Rishi Sunak knows the end is nigh, but has no clue how to build a decent legacy. He should ask me

Rishi Sunak with German chancellor Olaf Scholz at the European Political Community summit in Granada on 5 October.
Rishi Sunak with German chancellor Olaf Scholz at the European Political Community summit in Granada on 5 October. Photograph: Getty Images

“Rishi Sunak is a man in a hurry,” briefs his Downing Street press secretary. Yes, indeed: Tory prime minister No 5, your time is nearly up. But not just yet. If he is serious about “change”, about “broken politics” and “long-term” policies, he could still leave a legacy many will thank him for.

He pitched his speech as a serious man, mainly full of policy, with less of the culture war absurdities and seven-bin silliness he has allowed advisers to inject, injuring his reputation for earnestness. It was odd to make cancelling Britain’s only symbolic construction project his big announcement, but it was a serious decision with no obvious political upside. Ditto a raising of the legal smoking age and A-level reform. None of this looks like a coherent political philosophy – but nor does it look like the recent litany of crude electioneering designed to just draw dividing lines between the Tories and Labour.

Let us imagine that he is, or could be, the man who makes the tough decisions previous governments on both sides have ducked. There is a rising stack of issues in the too-difficult tray on his desk that both parties know need to be fixed – yet neither have dared to.

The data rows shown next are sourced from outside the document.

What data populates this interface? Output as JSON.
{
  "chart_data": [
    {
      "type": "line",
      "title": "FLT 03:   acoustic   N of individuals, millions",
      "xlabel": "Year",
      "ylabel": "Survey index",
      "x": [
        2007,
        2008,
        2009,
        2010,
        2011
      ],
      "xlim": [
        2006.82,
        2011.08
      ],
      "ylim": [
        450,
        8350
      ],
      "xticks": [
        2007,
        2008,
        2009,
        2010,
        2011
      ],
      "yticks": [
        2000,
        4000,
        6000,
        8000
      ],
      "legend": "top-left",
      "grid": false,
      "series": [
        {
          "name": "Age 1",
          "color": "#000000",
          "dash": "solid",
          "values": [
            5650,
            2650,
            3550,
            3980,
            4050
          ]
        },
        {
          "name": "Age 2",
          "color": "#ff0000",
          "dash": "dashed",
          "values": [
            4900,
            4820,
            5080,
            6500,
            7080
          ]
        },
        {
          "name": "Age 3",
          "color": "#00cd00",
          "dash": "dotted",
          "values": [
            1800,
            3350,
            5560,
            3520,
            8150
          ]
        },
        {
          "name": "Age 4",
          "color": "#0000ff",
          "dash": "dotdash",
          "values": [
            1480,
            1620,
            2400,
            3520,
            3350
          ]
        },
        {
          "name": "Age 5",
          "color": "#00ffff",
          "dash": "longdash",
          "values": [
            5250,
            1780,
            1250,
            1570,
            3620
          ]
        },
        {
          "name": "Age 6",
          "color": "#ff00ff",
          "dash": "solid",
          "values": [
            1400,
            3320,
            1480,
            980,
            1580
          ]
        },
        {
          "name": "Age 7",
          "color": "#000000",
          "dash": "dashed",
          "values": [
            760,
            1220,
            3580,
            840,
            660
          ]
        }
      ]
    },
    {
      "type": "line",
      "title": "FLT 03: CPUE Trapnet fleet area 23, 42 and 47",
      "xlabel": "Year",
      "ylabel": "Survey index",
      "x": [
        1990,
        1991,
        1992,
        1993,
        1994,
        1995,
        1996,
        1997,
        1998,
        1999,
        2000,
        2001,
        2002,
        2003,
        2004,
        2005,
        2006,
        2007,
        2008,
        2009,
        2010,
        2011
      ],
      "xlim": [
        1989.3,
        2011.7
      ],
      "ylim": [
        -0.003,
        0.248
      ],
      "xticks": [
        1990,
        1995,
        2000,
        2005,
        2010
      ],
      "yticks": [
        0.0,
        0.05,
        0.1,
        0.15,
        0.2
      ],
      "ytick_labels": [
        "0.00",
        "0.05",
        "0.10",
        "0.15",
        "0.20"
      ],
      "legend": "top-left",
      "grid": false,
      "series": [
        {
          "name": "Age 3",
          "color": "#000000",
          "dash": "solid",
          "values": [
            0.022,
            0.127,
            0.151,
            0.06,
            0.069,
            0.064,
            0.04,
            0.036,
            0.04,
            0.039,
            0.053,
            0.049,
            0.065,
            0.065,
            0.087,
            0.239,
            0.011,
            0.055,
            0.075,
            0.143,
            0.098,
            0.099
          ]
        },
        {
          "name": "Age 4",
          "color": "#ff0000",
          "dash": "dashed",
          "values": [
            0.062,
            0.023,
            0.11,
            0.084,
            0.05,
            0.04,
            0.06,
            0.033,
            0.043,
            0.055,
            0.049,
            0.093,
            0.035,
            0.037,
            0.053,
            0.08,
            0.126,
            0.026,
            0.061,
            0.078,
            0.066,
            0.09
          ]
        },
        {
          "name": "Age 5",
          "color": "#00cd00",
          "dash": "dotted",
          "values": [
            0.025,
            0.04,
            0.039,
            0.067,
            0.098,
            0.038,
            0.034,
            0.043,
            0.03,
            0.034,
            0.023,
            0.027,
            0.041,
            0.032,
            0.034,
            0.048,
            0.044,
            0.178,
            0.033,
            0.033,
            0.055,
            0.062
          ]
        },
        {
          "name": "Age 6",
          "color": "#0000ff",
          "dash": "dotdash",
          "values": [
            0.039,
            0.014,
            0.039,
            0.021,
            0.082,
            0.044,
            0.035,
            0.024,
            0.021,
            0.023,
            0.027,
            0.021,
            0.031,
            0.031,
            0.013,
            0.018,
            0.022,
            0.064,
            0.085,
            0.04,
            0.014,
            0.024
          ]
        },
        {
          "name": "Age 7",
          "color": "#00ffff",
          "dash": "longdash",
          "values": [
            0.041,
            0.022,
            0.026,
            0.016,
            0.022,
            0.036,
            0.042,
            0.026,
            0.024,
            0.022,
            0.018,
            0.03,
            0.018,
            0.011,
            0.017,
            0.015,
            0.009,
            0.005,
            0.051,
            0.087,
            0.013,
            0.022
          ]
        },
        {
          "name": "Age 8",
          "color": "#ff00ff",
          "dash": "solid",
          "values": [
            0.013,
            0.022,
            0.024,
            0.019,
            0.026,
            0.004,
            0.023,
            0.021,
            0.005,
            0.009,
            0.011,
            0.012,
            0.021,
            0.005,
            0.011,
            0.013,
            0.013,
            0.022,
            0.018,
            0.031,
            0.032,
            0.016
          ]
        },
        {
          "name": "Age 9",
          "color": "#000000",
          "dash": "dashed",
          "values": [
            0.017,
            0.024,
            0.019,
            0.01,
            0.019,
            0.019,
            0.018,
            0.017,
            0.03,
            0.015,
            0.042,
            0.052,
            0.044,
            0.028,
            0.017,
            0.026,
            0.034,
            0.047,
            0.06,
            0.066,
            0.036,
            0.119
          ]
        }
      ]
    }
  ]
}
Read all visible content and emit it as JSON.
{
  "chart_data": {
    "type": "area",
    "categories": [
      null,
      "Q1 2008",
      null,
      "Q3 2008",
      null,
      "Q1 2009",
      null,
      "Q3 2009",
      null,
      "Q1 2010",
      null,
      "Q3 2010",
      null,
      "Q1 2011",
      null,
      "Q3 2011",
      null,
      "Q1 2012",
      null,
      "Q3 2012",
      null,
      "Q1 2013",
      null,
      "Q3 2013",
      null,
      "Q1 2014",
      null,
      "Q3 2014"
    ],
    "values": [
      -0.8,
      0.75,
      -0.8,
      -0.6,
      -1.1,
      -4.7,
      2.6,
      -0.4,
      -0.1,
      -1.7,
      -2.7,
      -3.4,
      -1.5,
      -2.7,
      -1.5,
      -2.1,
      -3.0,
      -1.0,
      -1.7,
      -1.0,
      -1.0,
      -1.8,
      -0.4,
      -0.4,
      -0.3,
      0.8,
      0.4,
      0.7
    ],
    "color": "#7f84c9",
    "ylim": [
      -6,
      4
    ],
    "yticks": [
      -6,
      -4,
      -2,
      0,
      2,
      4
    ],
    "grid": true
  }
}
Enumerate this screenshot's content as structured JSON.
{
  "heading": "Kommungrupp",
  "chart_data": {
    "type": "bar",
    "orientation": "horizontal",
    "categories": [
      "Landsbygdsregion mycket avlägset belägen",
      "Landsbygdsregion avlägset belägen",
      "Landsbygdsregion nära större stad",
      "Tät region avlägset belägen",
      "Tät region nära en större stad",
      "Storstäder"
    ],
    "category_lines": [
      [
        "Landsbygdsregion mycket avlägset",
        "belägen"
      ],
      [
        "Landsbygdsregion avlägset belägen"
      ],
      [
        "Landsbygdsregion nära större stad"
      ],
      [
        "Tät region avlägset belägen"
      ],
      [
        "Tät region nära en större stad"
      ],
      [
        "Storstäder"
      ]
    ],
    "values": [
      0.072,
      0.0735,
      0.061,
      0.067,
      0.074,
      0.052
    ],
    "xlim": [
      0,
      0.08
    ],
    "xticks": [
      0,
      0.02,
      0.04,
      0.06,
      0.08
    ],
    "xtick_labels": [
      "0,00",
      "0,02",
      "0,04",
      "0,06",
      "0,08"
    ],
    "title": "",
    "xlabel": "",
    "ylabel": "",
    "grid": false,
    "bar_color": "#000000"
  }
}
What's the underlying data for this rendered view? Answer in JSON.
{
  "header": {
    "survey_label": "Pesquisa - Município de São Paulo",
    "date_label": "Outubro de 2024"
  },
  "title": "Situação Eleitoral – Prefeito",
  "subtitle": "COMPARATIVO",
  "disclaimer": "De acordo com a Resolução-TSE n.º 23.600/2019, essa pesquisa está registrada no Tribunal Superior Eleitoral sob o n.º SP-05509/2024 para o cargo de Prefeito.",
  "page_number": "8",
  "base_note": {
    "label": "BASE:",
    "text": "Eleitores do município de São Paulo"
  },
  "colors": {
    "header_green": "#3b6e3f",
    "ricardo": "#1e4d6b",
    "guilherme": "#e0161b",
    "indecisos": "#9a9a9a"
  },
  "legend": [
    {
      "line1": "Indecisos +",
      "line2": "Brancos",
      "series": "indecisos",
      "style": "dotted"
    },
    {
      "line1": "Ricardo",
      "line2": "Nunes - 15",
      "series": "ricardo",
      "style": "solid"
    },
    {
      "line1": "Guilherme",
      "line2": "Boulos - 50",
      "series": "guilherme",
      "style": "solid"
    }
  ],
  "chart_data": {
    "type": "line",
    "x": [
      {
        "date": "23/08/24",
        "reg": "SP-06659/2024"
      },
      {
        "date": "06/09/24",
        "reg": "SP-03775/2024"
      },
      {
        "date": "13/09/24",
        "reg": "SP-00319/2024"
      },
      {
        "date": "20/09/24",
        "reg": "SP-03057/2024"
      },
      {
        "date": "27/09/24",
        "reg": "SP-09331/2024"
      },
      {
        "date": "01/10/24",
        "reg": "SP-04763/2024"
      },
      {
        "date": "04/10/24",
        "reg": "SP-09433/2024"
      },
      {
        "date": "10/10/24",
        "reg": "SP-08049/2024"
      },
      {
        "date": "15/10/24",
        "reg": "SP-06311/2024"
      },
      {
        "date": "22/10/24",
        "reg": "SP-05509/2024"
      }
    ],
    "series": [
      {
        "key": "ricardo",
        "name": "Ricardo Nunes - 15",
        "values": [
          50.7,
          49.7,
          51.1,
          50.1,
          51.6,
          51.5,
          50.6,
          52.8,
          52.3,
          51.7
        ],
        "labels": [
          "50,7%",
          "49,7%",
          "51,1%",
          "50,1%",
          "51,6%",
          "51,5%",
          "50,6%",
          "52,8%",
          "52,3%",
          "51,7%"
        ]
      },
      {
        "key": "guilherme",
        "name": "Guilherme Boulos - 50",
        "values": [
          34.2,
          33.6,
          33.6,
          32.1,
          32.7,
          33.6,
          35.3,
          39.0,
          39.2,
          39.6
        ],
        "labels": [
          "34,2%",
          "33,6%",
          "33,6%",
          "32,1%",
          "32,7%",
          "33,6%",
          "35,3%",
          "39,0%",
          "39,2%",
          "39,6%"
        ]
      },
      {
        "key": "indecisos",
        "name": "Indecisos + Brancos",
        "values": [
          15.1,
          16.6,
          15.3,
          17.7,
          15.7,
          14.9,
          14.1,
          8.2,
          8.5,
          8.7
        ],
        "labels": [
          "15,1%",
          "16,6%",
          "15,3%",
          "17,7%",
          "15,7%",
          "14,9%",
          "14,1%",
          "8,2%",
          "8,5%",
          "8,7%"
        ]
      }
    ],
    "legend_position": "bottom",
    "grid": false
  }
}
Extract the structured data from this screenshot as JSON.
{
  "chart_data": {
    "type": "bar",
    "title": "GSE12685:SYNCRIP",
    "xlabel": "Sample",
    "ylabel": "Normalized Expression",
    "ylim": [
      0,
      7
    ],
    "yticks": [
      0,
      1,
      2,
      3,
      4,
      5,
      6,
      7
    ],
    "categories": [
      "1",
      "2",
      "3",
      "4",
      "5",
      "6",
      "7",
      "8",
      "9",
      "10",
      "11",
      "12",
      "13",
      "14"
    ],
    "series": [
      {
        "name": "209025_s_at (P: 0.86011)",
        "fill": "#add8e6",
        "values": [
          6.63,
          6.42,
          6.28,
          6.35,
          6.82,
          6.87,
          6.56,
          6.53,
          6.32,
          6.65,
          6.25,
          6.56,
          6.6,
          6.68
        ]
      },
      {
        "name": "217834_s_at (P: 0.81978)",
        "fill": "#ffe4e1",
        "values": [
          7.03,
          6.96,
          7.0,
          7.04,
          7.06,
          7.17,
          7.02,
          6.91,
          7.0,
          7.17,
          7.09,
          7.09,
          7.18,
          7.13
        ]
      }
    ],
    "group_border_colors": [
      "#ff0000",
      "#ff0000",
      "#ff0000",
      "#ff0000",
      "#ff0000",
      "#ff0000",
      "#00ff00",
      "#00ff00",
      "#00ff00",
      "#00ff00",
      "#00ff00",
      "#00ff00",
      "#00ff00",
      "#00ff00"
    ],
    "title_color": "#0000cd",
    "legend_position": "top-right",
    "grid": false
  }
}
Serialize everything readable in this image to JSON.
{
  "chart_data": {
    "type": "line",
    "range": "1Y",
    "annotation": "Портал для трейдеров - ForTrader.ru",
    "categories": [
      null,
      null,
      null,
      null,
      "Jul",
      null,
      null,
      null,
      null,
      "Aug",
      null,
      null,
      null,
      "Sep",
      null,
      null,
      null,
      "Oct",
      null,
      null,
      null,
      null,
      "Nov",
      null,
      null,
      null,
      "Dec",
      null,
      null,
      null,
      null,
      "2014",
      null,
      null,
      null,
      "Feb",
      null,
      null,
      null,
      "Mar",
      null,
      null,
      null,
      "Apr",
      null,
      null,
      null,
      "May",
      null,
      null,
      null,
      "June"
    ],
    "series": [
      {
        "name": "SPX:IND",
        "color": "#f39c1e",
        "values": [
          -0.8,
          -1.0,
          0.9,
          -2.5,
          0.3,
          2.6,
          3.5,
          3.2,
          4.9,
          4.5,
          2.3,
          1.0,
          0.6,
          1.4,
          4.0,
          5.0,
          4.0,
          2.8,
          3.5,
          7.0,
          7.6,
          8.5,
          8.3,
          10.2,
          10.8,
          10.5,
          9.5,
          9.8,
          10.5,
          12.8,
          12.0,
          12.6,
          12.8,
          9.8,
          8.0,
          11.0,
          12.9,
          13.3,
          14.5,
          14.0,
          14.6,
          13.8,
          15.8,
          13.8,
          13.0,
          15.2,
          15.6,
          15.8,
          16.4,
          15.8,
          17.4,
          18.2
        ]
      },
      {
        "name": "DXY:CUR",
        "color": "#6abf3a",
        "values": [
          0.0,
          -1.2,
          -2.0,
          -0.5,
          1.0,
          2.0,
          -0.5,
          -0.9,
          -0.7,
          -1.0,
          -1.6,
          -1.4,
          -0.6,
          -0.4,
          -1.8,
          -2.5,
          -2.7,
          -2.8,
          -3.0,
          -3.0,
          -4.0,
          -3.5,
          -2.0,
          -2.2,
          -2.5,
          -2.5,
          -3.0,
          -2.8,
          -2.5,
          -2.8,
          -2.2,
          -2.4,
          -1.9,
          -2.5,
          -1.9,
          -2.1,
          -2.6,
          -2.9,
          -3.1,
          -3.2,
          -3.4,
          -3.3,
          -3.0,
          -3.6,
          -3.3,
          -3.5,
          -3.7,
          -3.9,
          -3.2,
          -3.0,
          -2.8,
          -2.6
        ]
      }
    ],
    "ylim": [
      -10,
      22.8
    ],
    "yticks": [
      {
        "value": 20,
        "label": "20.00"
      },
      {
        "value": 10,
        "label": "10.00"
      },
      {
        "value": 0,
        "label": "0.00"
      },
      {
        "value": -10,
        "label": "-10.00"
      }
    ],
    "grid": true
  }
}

Everyone knows they must be resolved; everyone bats them over the fence for other politicians to deal with in the future. Sunak knows his time is up. Yet he has a full year with a strong majority to do more or less what he likes, if he can command enough support across the whole House of Commons – which he might, if, as with his policy on smoking, Labour gave him their support and enough of his beleaguered sensibles backed him.

Here’s what he could do within the confines of Conservatism (no one could even fantasise that this fiscal austerian might make a Damascene conversion to social democracy). Start with council tax, the disastrously unjust and failed local tax system, in which houses are banded according to 1991 valuations as a result of John Major introducing a temporary emergency system to quickly end the catastrophic poll tax that brought down Margaret Thatcher. This needs both parties to agree, because the handful of better-off losers would shriek louder than the great majority of winners, who would celebrate. Which is why it remains stuck in the too-difficult tray.

This out of date and arbitrary tax sees the most valuable properties in 1991 (band H) attract just three times as much tax as the least valuable properties (band A), despite being worth at least eight times as much back then. It would be a great leveller, according to the Institute for Fiscal Studies, socially and geographically, between and within local authorities. Of course there’s no time to do it, but to legislate on the principle and set a revaluation in motion would oblige Labour to carry out a Tory-backed reform it would never dare to propose itself – and face the music when new bills were issued.

Next, social care, which both parties have sworn blind they would reform. The national insurance levy introduced by Boris Johnson in 2021, abolished by Liz Truss, needs to be restored, along with charging pensioners national insurance: they need the service most, and should pay according to income. Restoring Labour’s excellent 2010 white paper policy, to make everyone with means contribute a lump sum on retirement should be restored, too, though that would be well beyond Tory tolerance.

As for broken politics, I wouldn’t expect a Tory PM to consider electoral reform: the party’s changes have all been designed to repress votes and remove the little supplementary voting there was. But it is just conceivable that the PM, best known for his mega-wealth, his US green card and his wife’s non-dom tax avoiding, might wish to repair that reputation by cleaning up financial corruption in politics. No more donations beyond small, reasonable sums. No more peerages or favours for donors. The Trussites would fight tooth and claw against the state funding of parties, but Labour would find it hard not to support, although it would lose the unions’ millions. Voters at elections could tick a box for which party they would gift their state allocation to. That would restore a measure of faith in an electorate that has grown alarmingly contemptuous of politics.

Let Rishi be Rishi” is the Tories’ campaign tactic. I’ve no idea who the real Rishi is, but it’s not working as of yet. If the aim is to show him as serious and diligent about the state of the nation, then challenging Labour and all other parties to consent to necessary change would demonstrate a man ready to put country before callow politics. Or is he actually the cynical, political game-player, keener to create culture war dividing lines with Labour than to govern? Far too late now for any of this to save his bacon at the election, but it would lay down a challenge to other parties that voters would notice – and it might improve his waning reputation as a statesman.